Una voce testarda e fiera di punti e sassi che la meditazione ha conformato, sciolto e poi ancora rimodellato, affinché la parola uscisse matura e non per questo saggia e o pregna di speme, ma pur parola pensata vivendo la sofferenza dell’acqua, dei muri screpolati dal tempo e dal salso, delle case abbandonate al silenzio, delle imposte chiuse, della gente che se n’è andata, dell’anima che è rimasta qui, accucciata ai suoi piedi.

Solo dopo numerose strofe, mi sono chiesta, quale unità ritmica, metrica io abbia adottato nella scrittura. Con sgomento e avverto chi legge, ho constatato che il mio lavoro e la forza traboccante del pensiero, hanno ignorato il Distico, la Terzina, la Quartina, la Sestina, l’Ottava e che la rima non era ed è, regolarmente Baciata, Alternata, Incrociata o Incatenata. Ho capito di essermi scaraventata nella Strofa Libera, dove cioè i versi non sono inquadrati negli schemi tradizionali. La mia strofa è di cinque versi, ho provato e riprovato a modificarla, ma è prevalsa la scelta di un’armonia , di un suono frutto di questa mente, la mia.

E non per orgoglio, per ignavia o arroganza ho mantenuto questo stile dopo un burrascoso ripensamento, una critica rilettura, uno studio dovuto dopo l’umiliazione dello sgarbo letterario, trascurando di dirmi che illuminati poeti che non son degna di nominare, hanno scritto, fin dai tempi antichi strofe di cinque versi e ritmo variabile.

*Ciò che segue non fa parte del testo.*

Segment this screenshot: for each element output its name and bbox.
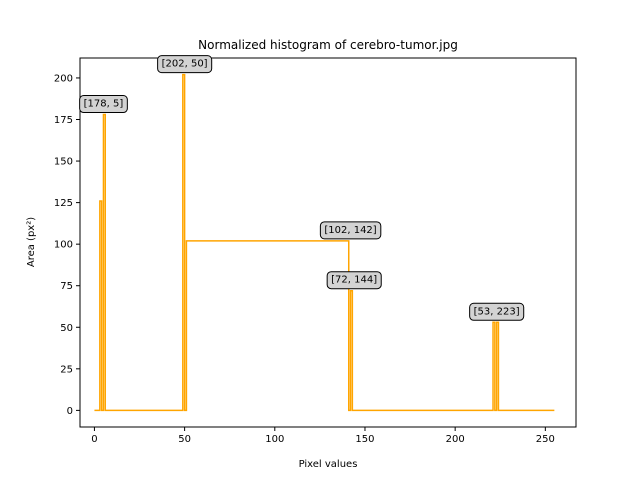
peak-annotation: [202, 50]	[157, 55, 213, 74]
annotation-label: [53, 223]	[474, 306, 520, 317]
x-tick-label: 200	[446, 434, 465, 445]
annotation-box	[469, 302, 525, 321]
annotation-label: [202, 50]	[162, 59, 208, 70]
y-tick-label: 25	[60, 364, 73, 375]
y-tick-label: 150	[54, 157, 73, 168]
y-tick-label: 50	[60, 323, 73, 334]
peak-annotation: [72, 144]	[326, 271, 382, 290]
annotation-label: [102, 142]	[324, 225, 376, 236]
y-tick-label: 75	[60, 281, 73, 292]
plot-frame	[79, 57, 577, 428]
peak-annotation: [178, 5]	[79, 95, 128, 114]
x-tick-label: 250	[536, 434, 555, 445]
annotation-label: [72, 144]	[331, 275, 377, 286]
annotation-box	[326, 271, 382, 290]
y-tick-label: 0	[67, 406, 73, 417]
y-axis-label: Area (px²)	[26, 217, 37, 267]
x-tick-label: 0	[91, 434, 97, 445]
x-tick-label: 50	[178, 434, 191, 445]
peak-annotation: [102, 142]	[319, 221, 382, 240]
series-line-0	[94, 73, 555, 412]
x-axis-label: Pixel values	[299, 459, 358, 470]
annotation-box	[79, 95, 128, 114]
annotation-box	[319, 221, 382, 240]
y-tick-label: 100	[54, 240, 73, 251]
annotation-box	[157, 55, 213, 74]
y-tick-label: 175	[54, 115, 73, 126]
annotation-label: [178, 5]	[84, 99, 124, 110]
peak-annotation: [53, 223]	[469, 302, 525, 321]
y-tick-label: 125	[54, 198, 73, 209]
x-tick-label: 100	[265, 434, 284, 445]
y-tick-label: 200	[54, 73, 73, 84]
chart-title: Normalized histogram of cerebro-tumor.jp…	[198, 38, 458, 52]
x-tick-label: 150	[355, 434, 374, 445]
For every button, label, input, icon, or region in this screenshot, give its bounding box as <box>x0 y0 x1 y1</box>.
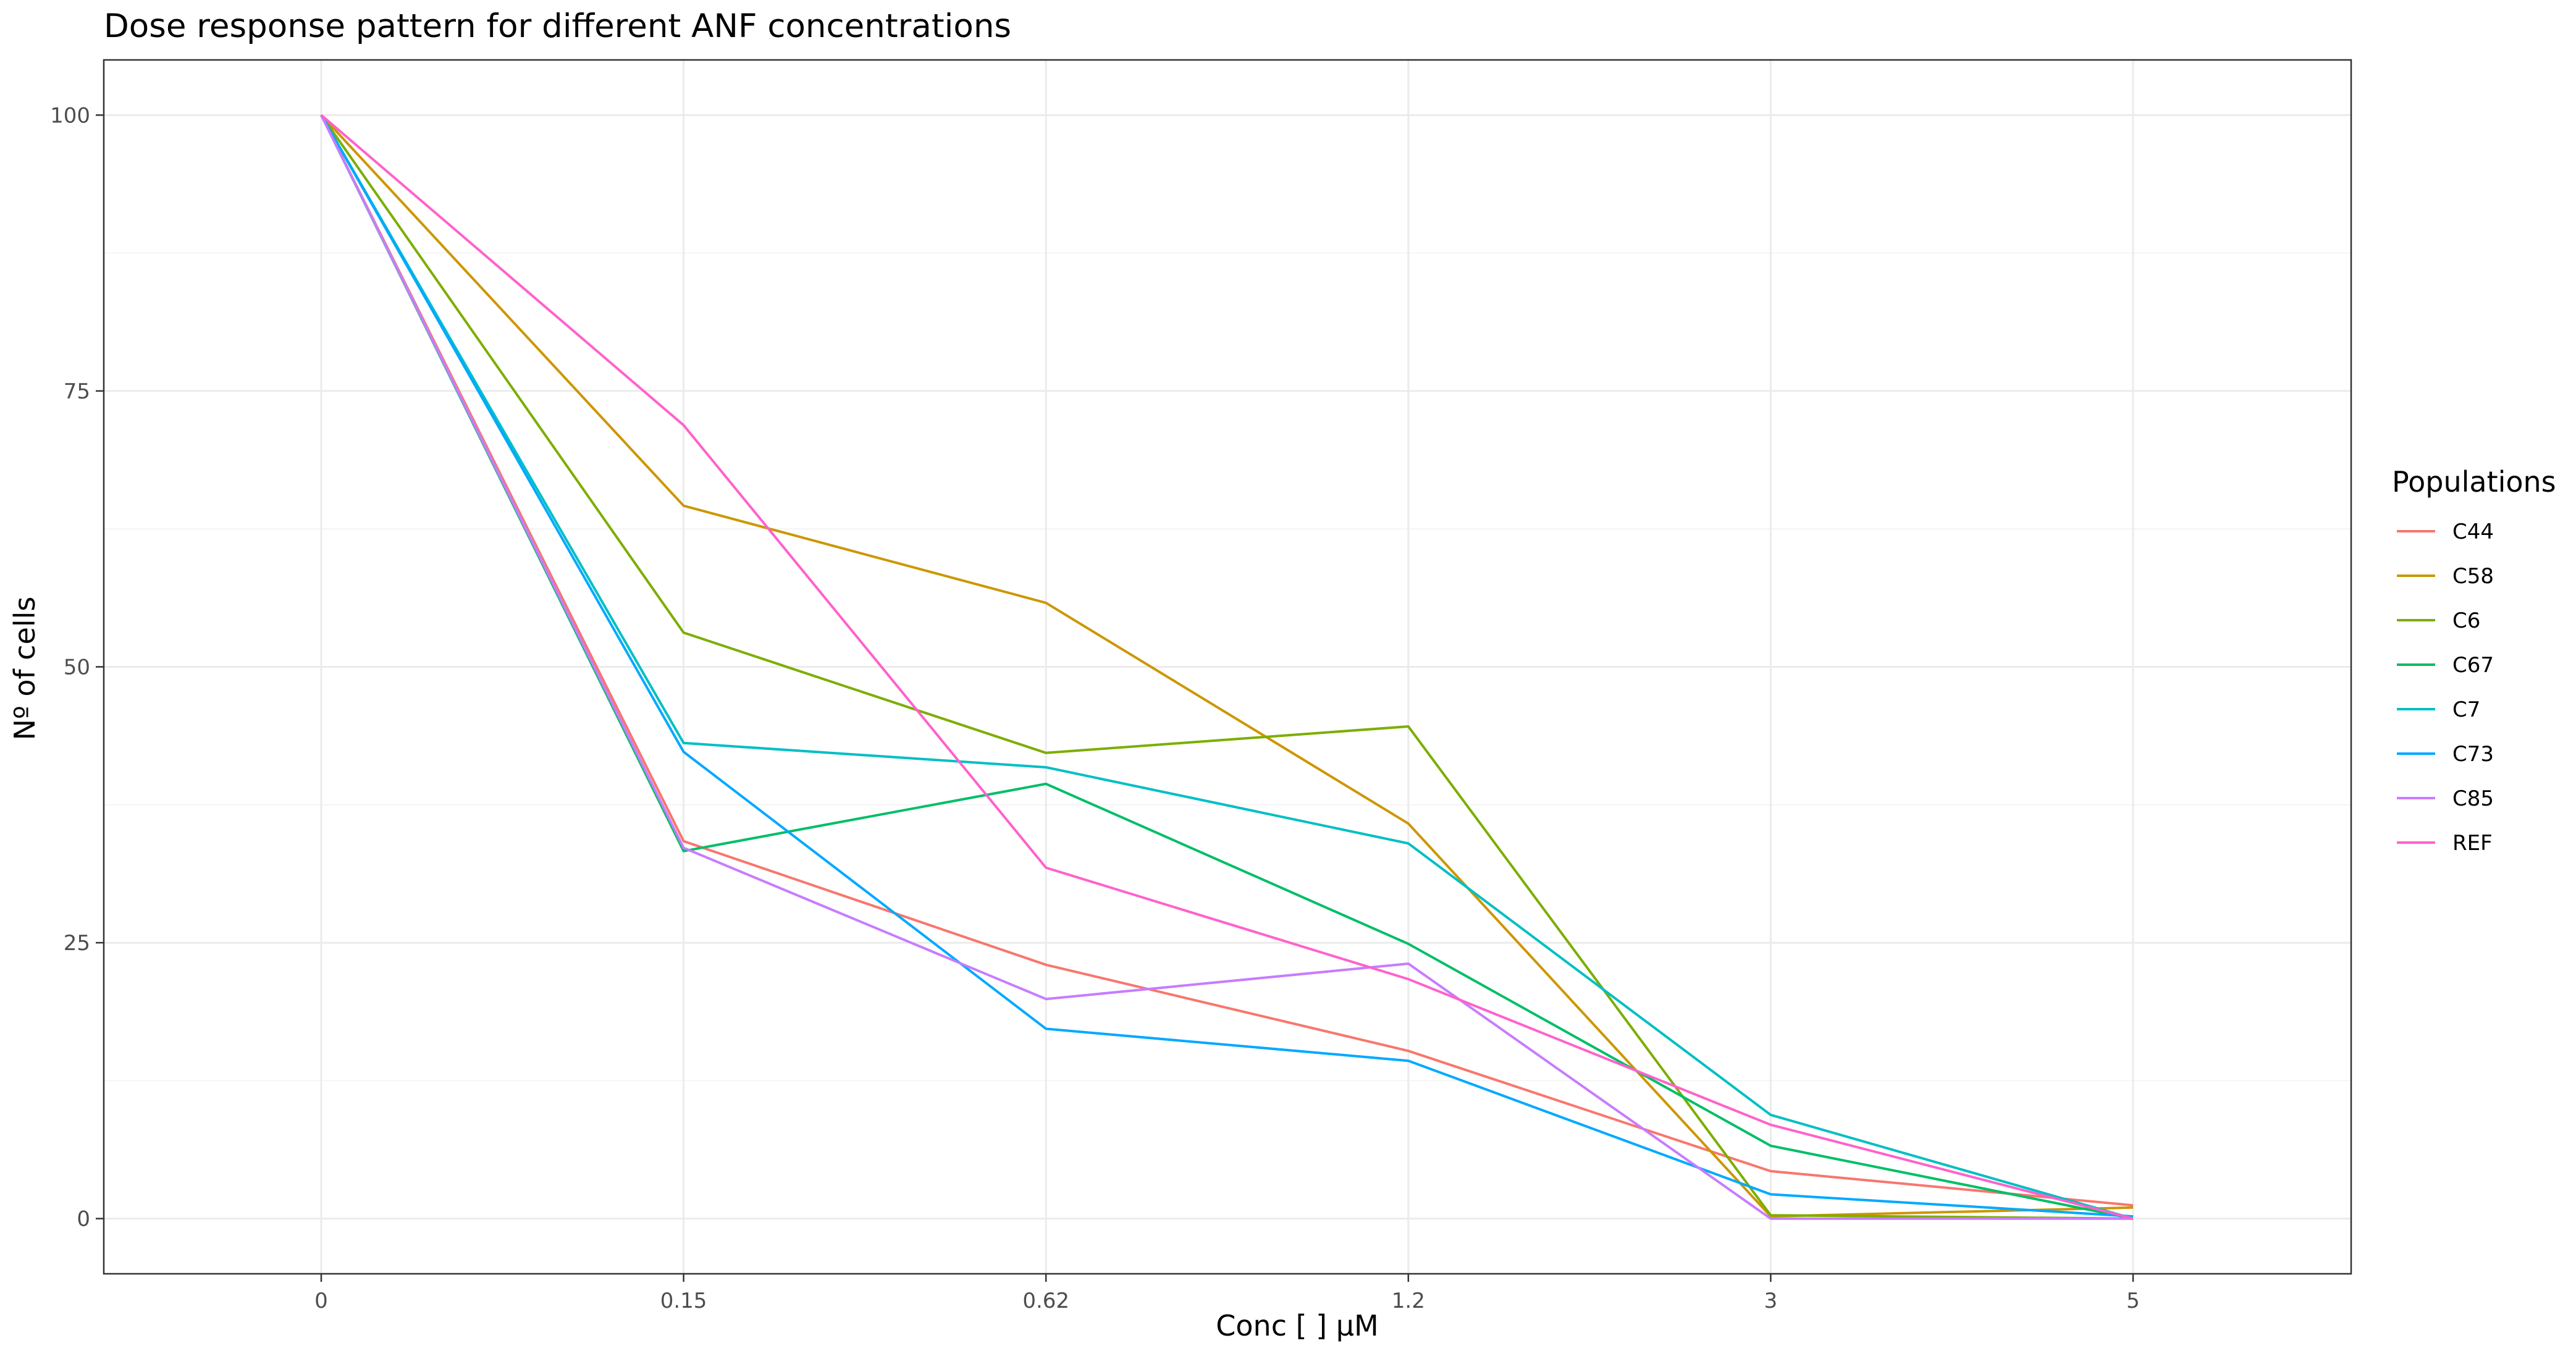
series-lines <box>320 114 2134 1220</box>
series-line-c6 <box>320 114 2134 1220</box>
legend-label-c44: C44 <box>2452 520 2494 544</box>
legend-label-c58: C58 <box>2452 564 2494 589</box>
y-tick-label: 25 <box>64 931 90 956</box>
legend-label-c67: C67 <box>2452 653 2494 678</box>
legend-title: Populations <box>2392 465 2556 499</box>
chart-title: Dose response pattern for different ANF … <box>104 7 1011 45</box>
series-line-c7 <box>320 114 2134 1220</box>
legend-label-c6: C6 <box>2452 608 2480 633</box>
series-line-c73 <box>320 114 2134 1218</box>
y-tick-label: 50 <box>64 655 90 680</box>
series-line-ref <box>320 114 2134 1220</box>
x-tick-label: 0 <box>314 1289 328 1313</box>
legend-label-c73: C73 <box>2452 742 2494 767</box>
series-line-c85 <box>320 114 2133 1220</box>
y-axis-title: Nº of cells <box>8 597 41 741</box>
series-line-c44 <box>320 114 2134 1207</box>
y-tick-label: 100 <box>50 103 90 128</box>
x-tick-label: 1.2 <box>1392 1289 1425 1313</box>
y-tick-label: 0 <box>77 1207 90 1232</box>
x-tick-label: 5 <box>2126 1289 2140 1313</box>
x-axis-title: Conc [ ] μM <box>1216 1309 1378 1342</box>
legend: Populations C44 C58 C6 C67 C7 C73 C85 REF <box>2392 465 2556 856</box>
x-tick-label: 0.15 <box>660 1289 707 1313</box>
axes: 0 25 50 75 100 0 0.15 0.62 1.2 3 5 <box>50 103 2140 1313</box>
x-tick-label: 3 <box>1764 1289 1778 1313</box>
legend-label-c7: C7 <box>2452 697 2480 722</box>
grid-lines <box>104 60 2351 1274</box>
y-tick-label: 75 <box>64 379 90 404</box>
legend-label-ref: REF <box>2452 831 2493 856</box>
legend-label-c85: C85 <box>2452 786 2494 811</box>
x-tick-label: 0.62 <box>1022 1289 1069 1313</box>
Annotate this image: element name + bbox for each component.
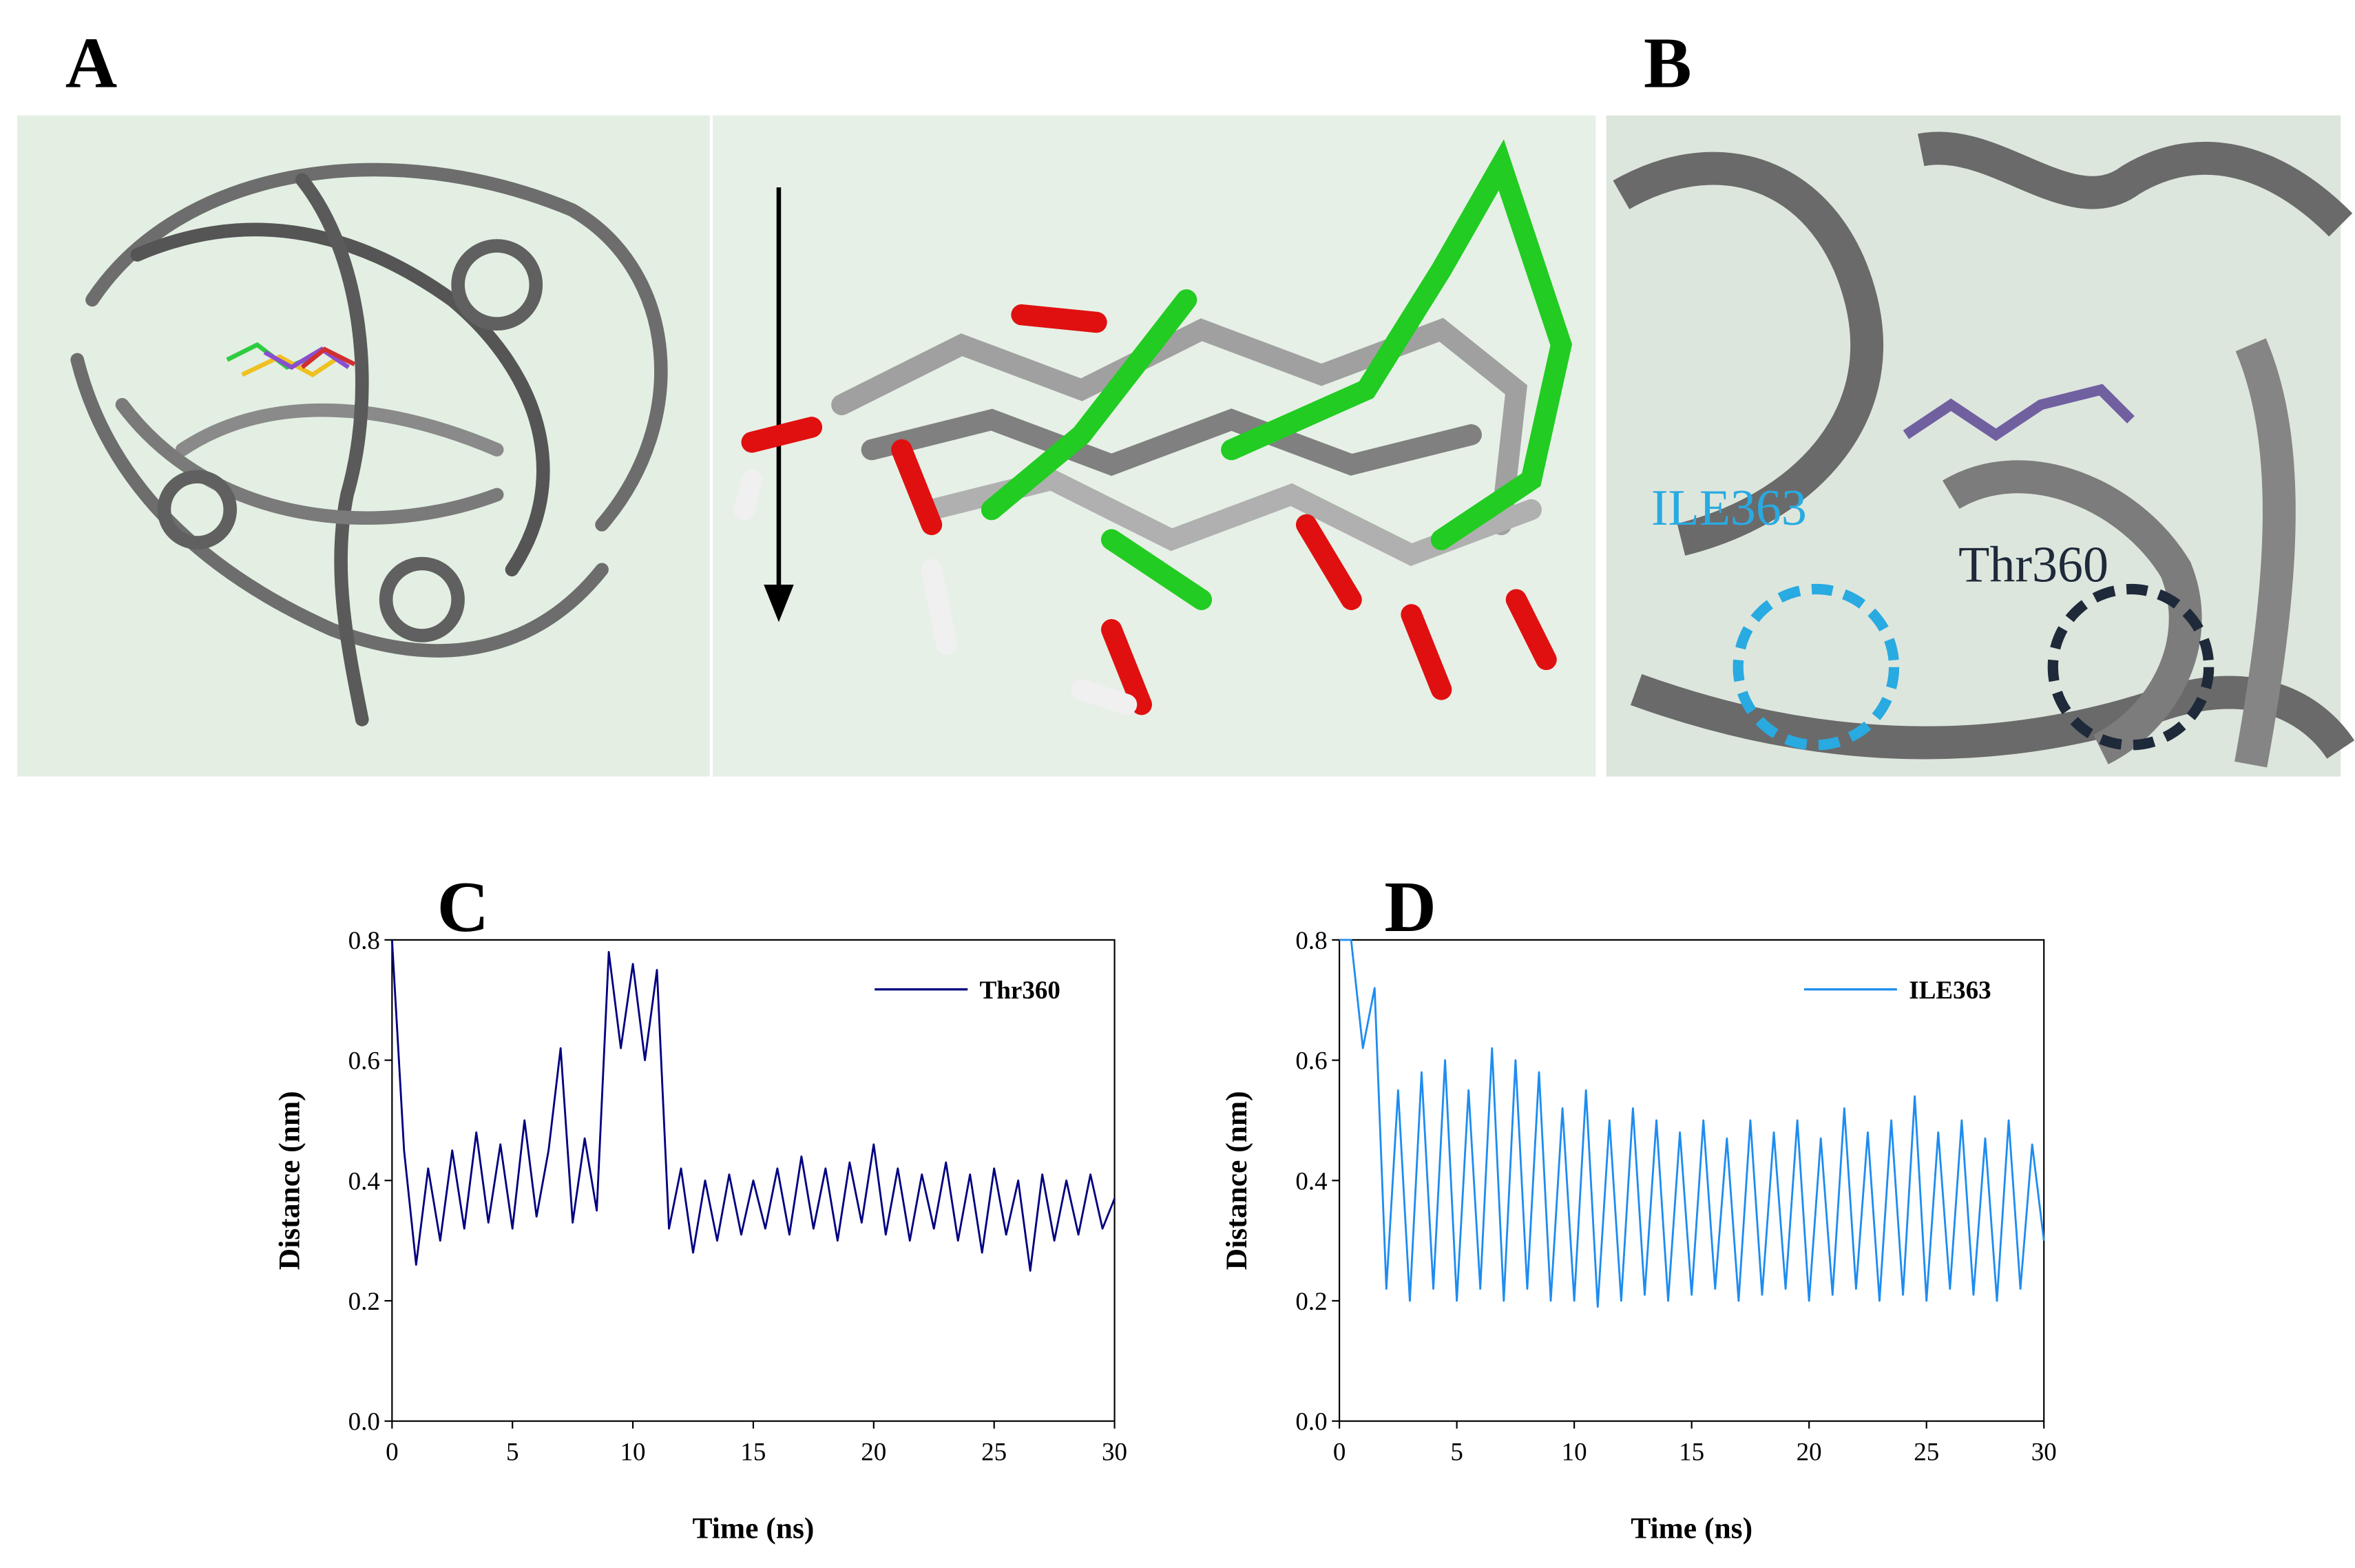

Ho sentito che dovevo assumermi la responsabilità di offrire questo Carme, sì meglio chiamarlo così, volevo nominarlo Diapson, Canto, e forse sarà il primo a precedere Sorella Venezia, cui è dedicato. O forse Carme, sì, Carme. La voglia di invitare a questo banchetto la mia città con il suo corpo e la sua mente, risvegliare le sue parti più fragili e vulnerabili e restituirgliele condivise con questa donna che scrive e che ha catturato il suo dolore, sperando di non averle inferto sassate al cuore. Nessuna poesia mi ha dato il rapimento che Venezia infonde senza proferire parola, il suo verbo declina la bellezza, là dove la scrittura si piega.